The same is true for Jason R. Levine, better known as “Fluency MC”, who has developed a rap-based approach to memorizing language structures and vocabulary, which has been a phenomenal success, in amphitheaters as well as in classrooms, on video and on Skype.

These two examples, among many others, demonstrate that thanks to the window offered by videoconferencing, trainers can reclaim their place at the heart of the learning process. But to do so, they will need to be well trained, because this approach requires a very different type of pedagogy from that used in the classroom. The quality, irreproachability, and professionalism required are much more demanding.
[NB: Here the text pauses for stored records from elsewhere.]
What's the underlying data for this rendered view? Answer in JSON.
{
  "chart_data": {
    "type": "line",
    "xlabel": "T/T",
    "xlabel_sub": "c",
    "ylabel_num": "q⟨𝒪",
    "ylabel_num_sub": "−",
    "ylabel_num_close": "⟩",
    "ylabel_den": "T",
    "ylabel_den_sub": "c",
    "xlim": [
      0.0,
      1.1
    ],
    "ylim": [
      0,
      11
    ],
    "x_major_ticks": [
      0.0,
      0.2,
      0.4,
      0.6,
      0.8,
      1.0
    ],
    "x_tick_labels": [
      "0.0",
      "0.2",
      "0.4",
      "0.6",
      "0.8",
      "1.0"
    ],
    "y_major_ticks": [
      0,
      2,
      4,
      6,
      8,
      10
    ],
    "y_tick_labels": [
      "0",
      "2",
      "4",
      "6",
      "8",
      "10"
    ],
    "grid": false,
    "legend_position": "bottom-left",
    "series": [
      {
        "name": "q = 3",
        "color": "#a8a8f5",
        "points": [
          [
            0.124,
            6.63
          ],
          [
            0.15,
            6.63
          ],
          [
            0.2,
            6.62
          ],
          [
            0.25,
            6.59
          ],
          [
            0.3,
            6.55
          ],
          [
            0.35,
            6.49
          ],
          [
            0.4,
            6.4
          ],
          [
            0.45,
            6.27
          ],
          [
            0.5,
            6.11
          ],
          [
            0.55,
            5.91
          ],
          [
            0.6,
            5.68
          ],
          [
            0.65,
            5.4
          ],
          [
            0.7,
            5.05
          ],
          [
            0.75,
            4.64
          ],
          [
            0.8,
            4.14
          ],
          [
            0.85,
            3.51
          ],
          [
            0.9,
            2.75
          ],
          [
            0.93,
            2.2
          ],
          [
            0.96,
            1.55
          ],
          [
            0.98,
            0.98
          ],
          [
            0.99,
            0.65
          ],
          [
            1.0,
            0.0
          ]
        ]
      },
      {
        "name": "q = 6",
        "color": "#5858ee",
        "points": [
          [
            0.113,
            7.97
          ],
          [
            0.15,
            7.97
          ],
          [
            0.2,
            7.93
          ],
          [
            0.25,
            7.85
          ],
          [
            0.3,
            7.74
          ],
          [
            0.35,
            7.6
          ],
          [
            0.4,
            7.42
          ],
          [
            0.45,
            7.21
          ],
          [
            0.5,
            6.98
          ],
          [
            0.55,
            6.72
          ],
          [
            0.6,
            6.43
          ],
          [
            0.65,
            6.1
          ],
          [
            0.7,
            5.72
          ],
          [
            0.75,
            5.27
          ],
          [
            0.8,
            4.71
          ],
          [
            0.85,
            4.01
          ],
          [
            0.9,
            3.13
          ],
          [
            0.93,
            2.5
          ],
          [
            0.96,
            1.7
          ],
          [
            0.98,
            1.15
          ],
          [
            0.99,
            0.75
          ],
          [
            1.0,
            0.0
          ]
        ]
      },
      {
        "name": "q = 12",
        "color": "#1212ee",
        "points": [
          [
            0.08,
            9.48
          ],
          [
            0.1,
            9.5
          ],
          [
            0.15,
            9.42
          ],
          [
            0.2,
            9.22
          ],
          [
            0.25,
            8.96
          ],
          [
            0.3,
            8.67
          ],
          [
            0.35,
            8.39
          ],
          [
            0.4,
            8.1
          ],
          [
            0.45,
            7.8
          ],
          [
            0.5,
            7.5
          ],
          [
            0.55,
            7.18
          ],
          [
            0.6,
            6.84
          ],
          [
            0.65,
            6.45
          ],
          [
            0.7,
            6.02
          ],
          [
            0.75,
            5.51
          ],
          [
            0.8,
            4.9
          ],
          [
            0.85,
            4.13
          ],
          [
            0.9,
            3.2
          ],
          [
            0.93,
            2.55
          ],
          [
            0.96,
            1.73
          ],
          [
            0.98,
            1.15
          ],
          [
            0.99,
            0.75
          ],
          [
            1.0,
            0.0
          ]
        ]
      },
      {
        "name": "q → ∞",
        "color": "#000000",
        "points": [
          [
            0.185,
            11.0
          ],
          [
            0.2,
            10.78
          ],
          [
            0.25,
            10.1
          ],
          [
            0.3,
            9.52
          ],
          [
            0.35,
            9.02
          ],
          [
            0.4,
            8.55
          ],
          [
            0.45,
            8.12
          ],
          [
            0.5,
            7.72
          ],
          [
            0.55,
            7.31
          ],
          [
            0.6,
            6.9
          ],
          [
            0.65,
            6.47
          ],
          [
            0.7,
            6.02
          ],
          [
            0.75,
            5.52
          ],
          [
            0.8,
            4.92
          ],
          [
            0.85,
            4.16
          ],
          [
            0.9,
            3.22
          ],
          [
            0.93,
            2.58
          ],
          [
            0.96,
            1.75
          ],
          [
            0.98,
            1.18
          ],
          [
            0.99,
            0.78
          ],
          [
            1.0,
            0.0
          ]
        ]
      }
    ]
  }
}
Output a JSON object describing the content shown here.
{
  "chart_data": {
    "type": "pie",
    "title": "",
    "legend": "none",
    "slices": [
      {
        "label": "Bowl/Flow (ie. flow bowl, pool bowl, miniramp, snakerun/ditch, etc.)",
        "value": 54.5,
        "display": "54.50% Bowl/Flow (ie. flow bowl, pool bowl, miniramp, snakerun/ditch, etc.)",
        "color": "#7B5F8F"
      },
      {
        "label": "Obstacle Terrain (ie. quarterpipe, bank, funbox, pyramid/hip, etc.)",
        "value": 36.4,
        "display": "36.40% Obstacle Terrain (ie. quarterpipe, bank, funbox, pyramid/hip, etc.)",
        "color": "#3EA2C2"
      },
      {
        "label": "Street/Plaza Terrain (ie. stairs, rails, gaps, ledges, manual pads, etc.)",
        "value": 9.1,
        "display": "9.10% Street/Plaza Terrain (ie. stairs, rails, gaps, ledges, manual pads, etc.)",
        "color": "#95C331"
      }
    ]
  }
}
The author – Andrew Wickham

Andrew Wickham is a specialist in the field of language training and an expert on the professional training market in France. He has had many roles, from language trainer to Director of studies, from language school owner to language training manager in the multinational TOTAL. Today, having authored three editions of the study: “The language training market in the era of globalization”, he works as an independent consultant, supporting language schools, informing the profession about the latest trends through a magazine called “Market Watch” and advising corporations on how to structure their language learning offer.

*Katharine B. Nielson, “Self-study with Language Learning Software”, Language Learning & Technology, Volume 15, Numero 3, October 2011, pp. 110-129.